2023 Fiscal Year Final Research Report

• Project/Area Number: 20K08547
• Research Category: Grant-in-Aid for Scientific Research (C)
• Allocation Type: Multi-year Fund
• Section: 一般
• Review Section: Basic Section 53030:Respiratory medicine-related
• Research Institution: Kyorin University
• Principal Investigator: Ishii Haruyuki 杏林大学, 医学部, 教授 (30406970)
• Co-Investigator(Kenkyū-buntansha): 田澤 立之 東京医科歯科大学, 学生支援・保健管理機構, 教授 (70301041) ; 竹内 志穂 新潟大学, 医歯学総合研究科, 客員研究員 (70422277) ; 中田 光 新潟大学, 医歯学総合病院, 特任教授 (80207802)
• Project Period (FY): 2020-04-01 – 2024-03-31
• Keywords: 肺胞蛋白症 / 骨髄異形成症候群 / 遺伝子変異

Outline of Final Research Achievements

The purpose of this study was to analyze the driver gene mutations of alveolar proteinosis secondary to myelodysplastic syndrome (MDS) in order to elucidate the etiology and pathogenesis of this disease. Because the disease under study is a rare lung disease, the number of new cases available for analysis was unexpectedly low for the three-year period 2020-2022, due in large part to the pandemic of COVID-19. However, analysis of genetic mutations in 13 MDS-SPAP cases was performed and 21 genetic mutations were identified. Of these, U2AF1 and ASXL1 were found in 31% (4/13), followed by TET2, ZRSR2, and STAG2 in 23% (3/13). These are also found as genetic mutations in MDS itself without SPAP, but U2AF1 is about 6-8% frequent in MDS. Therefore, U2AF1, which is associated with RNA splicing, was considered a possible candidate driver gene for MDS-SPAP.

Free Research Field

肺胞蛋白症

Academic Significance and Societal Importance of the Research Achievements

稀少肺疾患であるMDS-SPAPを対象にした集学的研究は少ない。

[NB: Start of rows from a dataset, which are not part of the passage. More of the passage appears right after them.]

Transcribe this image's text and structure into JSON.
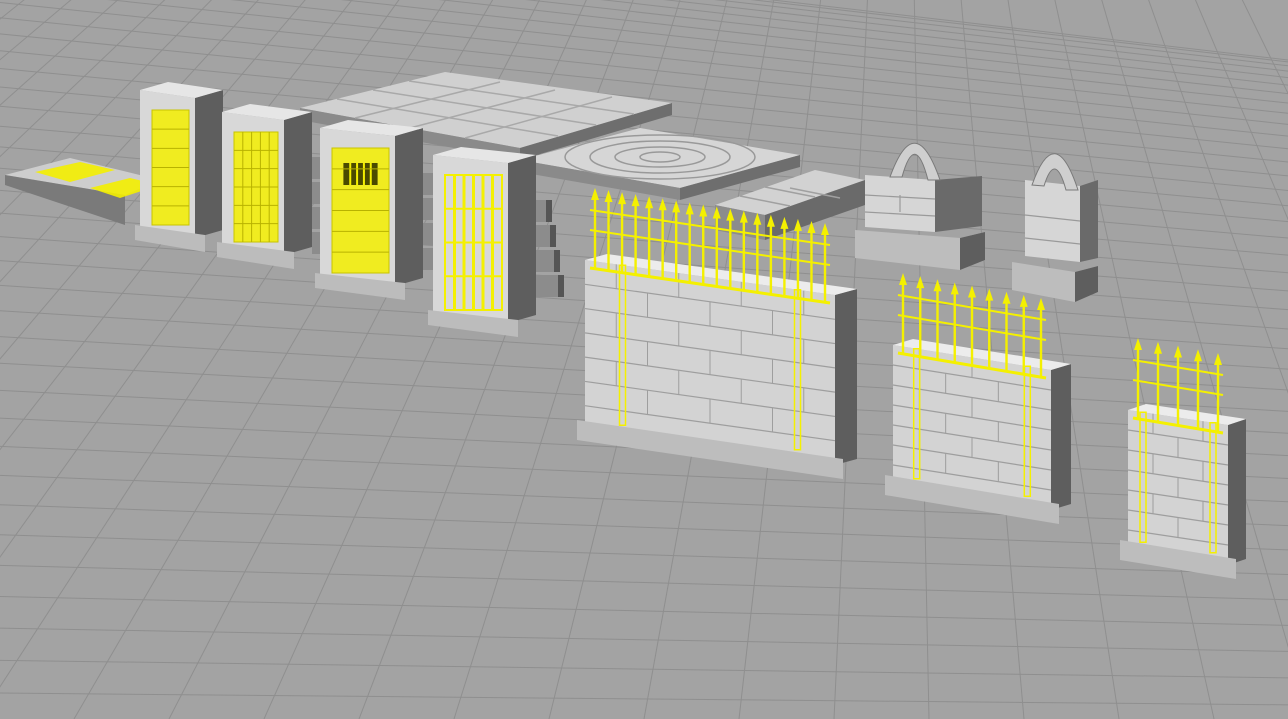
{
  "viewport": {
    "label": "",
    "background_color": "#a3a3a3",
    "grid_color": "#8f8f8f",
    "stone_light": "#dcdcdc",
    "stone_mid": "#c2c2c2",
    "stone_dark": "#5e5e5e",
    "selection_color": "#f4f000"
  },
  "scene": {
    "objects": [
      {
        "name": "floor-tile-with-grate",
        "kind": "floor",
        "selected": true
      },
      {
        "name": "door-wall-solid",
        "kind": "door-wall",
        "selected": true
      },
      {
        "name": "door-wall-planked",
        "kind": "door-wall",
        "selected": true
      },
      {
        "name": "door-wall-barred-window",
        "kind": "door-wall",
        "selected": true
      },
      {
        "name": "door-wall-portcullis",
        "kind": "door-wall",
        "selected": true
      },
      {
        "name": "floor-tile-large-grid",
        "kind": "floor",
        "selected": false
      },
      {
        "name": "floor-tile-rune-circle",
        "kind": "floor",
        "selected": false
      },
      {
        "name": "floor-tile-small",
        "kind": "floor",
        "selected": false
      },
      {
        "name": "wall-window-arch-wide",
        "kind": "wall",
        "selected": false
      },
      {
        "name": "wall-window-arch-narrow",
        "kind": "wall",
        "selected": false
      },
      {
        "name": "fence-wall-long",
        "kind": "fence-wall",
        "selected": true
      },
      {
        "name": "fence-wall-medium",
        "kind": "fence-wall",
        "selected": true
      },
      {
        "name": "fence-wall-short",
        "kind": "fence-wall",
        "selected": true
      }
    ]
  }
}
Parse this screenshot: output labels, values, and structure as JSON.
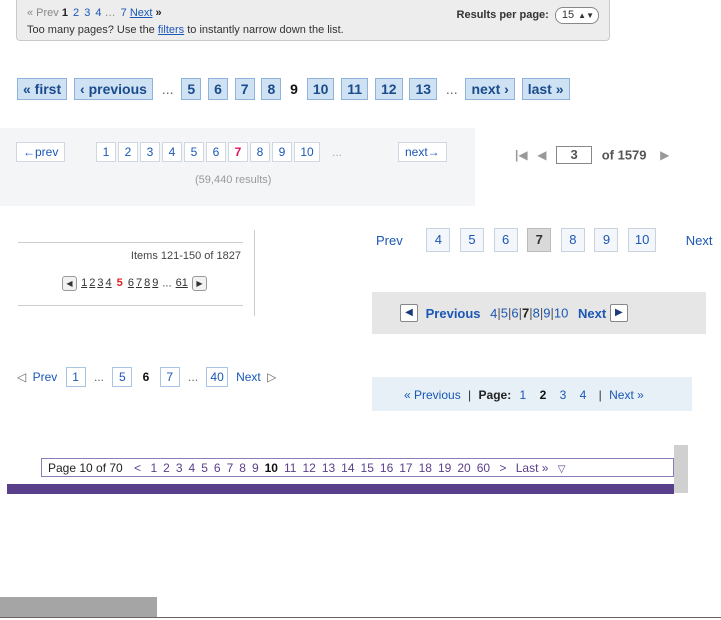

MDS-SPAPは生存期間中央値17か月、2年生存率42%と著しく予後不良な疾患である。これまで我々の研究から、続発性PAP診断時の%DLcoが50%以下、ステロイド治療下が死亡リスク因子として予後予測因子は解明してきたが、病因につながる研究が求められてきた分野である。そのため、今回の研究において症例数は十分ではなかったが、MDS-SPAPのドライバー遺伝子変異の候補はU2AF1を筆頭に、エピジェネシス制御に関わるASXL1が病因に関連している可能性が示唆された結果は、今後のさらなる研究に繋がる成果にはなったと思われる。